Can you really get addicted to chocolates?
Chocoholics Anonymous hasn’t been born yet but much clamour about chocolate addiction has been talked over the years. There seems to be a heightened need for people to draw the line between chocolate for love and chocolate addicts or chocoholics as they call themselves. Scientists have even isolated the results of the likened effect of chocolates to the marijuana, a prohibited drug that causes euphoria or a sense of well being but carries the dangerous chemical called tetrahydrocannabinol (THC).
It has been said that food cravings, such as those for chocolate, are often caused by emotions. A sudden shift from being happy to a less relaxed state can prompt the mind to look for food that could alleviate the anxiety. Such can be evident in people who have seasonal affective disorder or women who have premenstrual syndrome.
Women & Chocolate Addiction
Did you know women are more associated with chocolate addiction than men? If you take a look at it, women often turn to these sweet temptations during heightened emotional stress. This is why it is a well known fact that chocolates carry uppers such as caffeine that elevate the blood pressure and quicken the breath thereby giving the person a feeling of high.
Many women experience food cravings on a monthly basis in close reference to their menstrual cycle. Changes in hormonal levels affect the mood and consequently dictate to the person a craving for certain type of foods, which in the case of many women, is chocolate.

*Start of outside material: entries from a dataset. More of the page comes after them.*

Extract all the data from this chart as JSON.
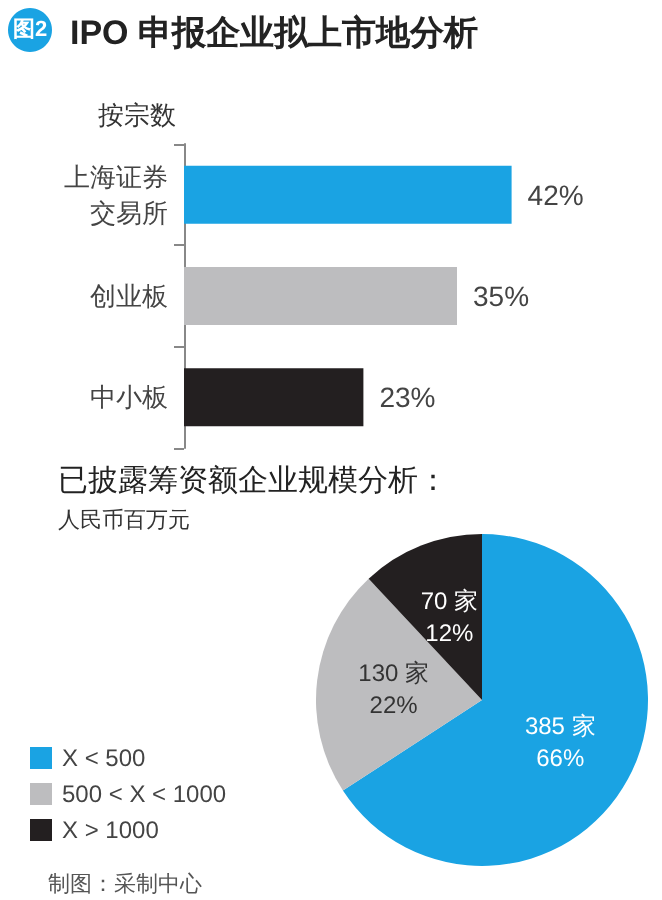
{
  "chart_data": [
    {
      "type": "bar",
      "orientation": "horizontal",
      "title": "IPO 申报企业拟上市地分析",
      "subtitle": "按宗数",
      "annotations": [
        "图2"
      ],
      "categories": [
        "上海证券交易所",
        "创业板",
        "中小板"
      ],
      "values": [
        42,
        35,
        23
      ],
      "colors": [
        "#1aa3e3",
        "#bdbdbf",
        "#231f20"
      ],
      "value_labels": [
        "42%",
        "35%",
        "23%"
      ]
    },
    {
      "type": "pie",
      "title": "已披露筹资额企业规模分析：",
      "subtitle": "人民币百万元",
      "annotations": [
        "制图：采制中心"
      ],
      "legend": "left",
      "categories": [
        "X < 500",
        "500 < X < 1000",
        "X > 1000"
      ],
      "values": [
        385,
        130,
        70
      ],
      "colors": [
        "#1aa3e3",
        "#bdbdbf",
        "#231f20"
      ],
      "value_labels": [
        "385 家\n66%",
        "130 家\n22%",
        "70 家\n12%"
      ]
    }
  ]
}
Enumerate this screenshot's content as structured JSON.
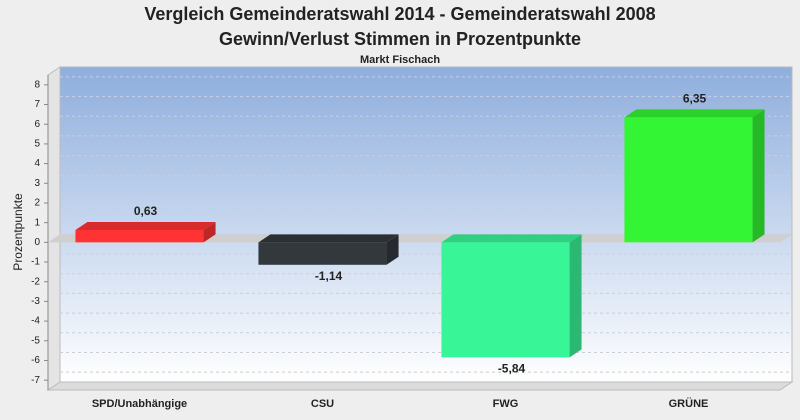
{
  "chart_data": {
    "type": "bar3d",
    "title": "Vergleich Gemeinderatswahl 2014 - Gemeinderatswahl 2008",
    "subtitle": "Gewinn/Verlust Stimmen in Prozentpunkte",
    "caption": "Markt Fischach",
    "y_label": "Prozentpunkte",
    "categories": [
      "SPD/Unabhängige",
      "CSU",
      "FWG",
      "GRÜNE"
    ],
    "values": [
      0.63,
      -1.14,
      -5.84,
      6.35
    ],
    "value_labels": [
      "0,63",
      "-1,14",
      "-5,84",
      "6,35"
    ],
    "colors": [
      "#ff3333",
      "#33383d",
      "#38f598",
      "#33f533"
    ],
    "ylim": [
      -7.5,
      8.5
    ],
    "yticks": [
      -7,
      -6,
      -5,
      -4,
      -3,
      -2,
      -1,
      0,
      1,
      2,
      3,
      4,
      5,
      6,
      7,
      8
    ],
    "grid": true
  }
}
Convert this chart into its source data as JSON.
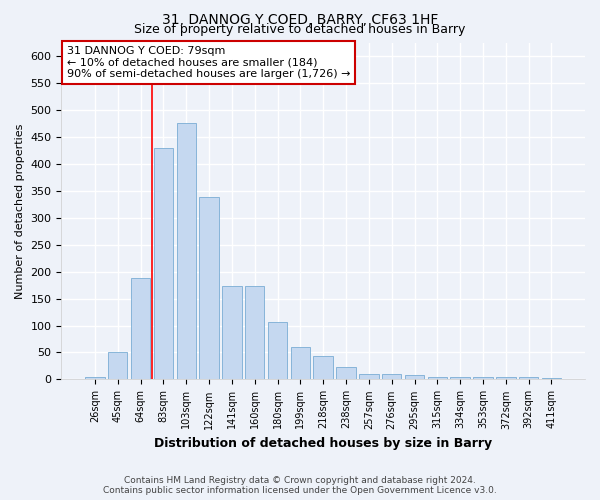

Many women claim that they get immense satisfaction from eating chocolates which merely started as a treat but became habit. It totally makes sense since metabolized sugar produces serotonin in the body, a chemical responsible for the feeling of elation. Who wouldn’t want to feel happy in the first place!
Addictive responses to Chocolates defined
Recent European studies found that allowing respondents to eat liberal amounts of chocolates, and cutting them back from eating the same, resulted in the people salivating at the sight of chocolates. They felt anxious, deprived and depressed.
Another study conducted at Princeton showed rats that were fed with sugar experienced anxiety once sugar was removed from their diets. Their symptoms were like that of nicotine addicts made to go cold turkey – shaking and their teeth chattering.
Despite test results, researchers still believe that although the symptoms are similar, chocoholics are not addicts. There is no true chocolate addiction, as there is no definite chemical found in chocolates that are addictive. What the subjects are experiencing are anxieties based on breaking the habit of eating chocolates or habits forming by eating something sweet when changes in moods occur.
But when do we say enough chocolate is enough?
If you are unsure whether you are eating too much chocolate and think it may hamper your health, read and answer the following questions:
- Do you usually buy loads of chocolates and keep them in stock at home?
- Do you have more chocolate products than fruit and vegetables in your refrigerator?
- Do you consume more than 1 pound of chocolate every month?
- Do you have withdrawal symptoms such as shaking, anxiety, restlessness, sweating and teeth chattering?
- Can you not last a day without eating chocolate?
If you answered YES to most of these questions then you are undoubtedly in trouble. Being a chocolate lover is not bad, but you also have to watch out for your health! As we say, an ounce of prevention is always better than a pound of cure!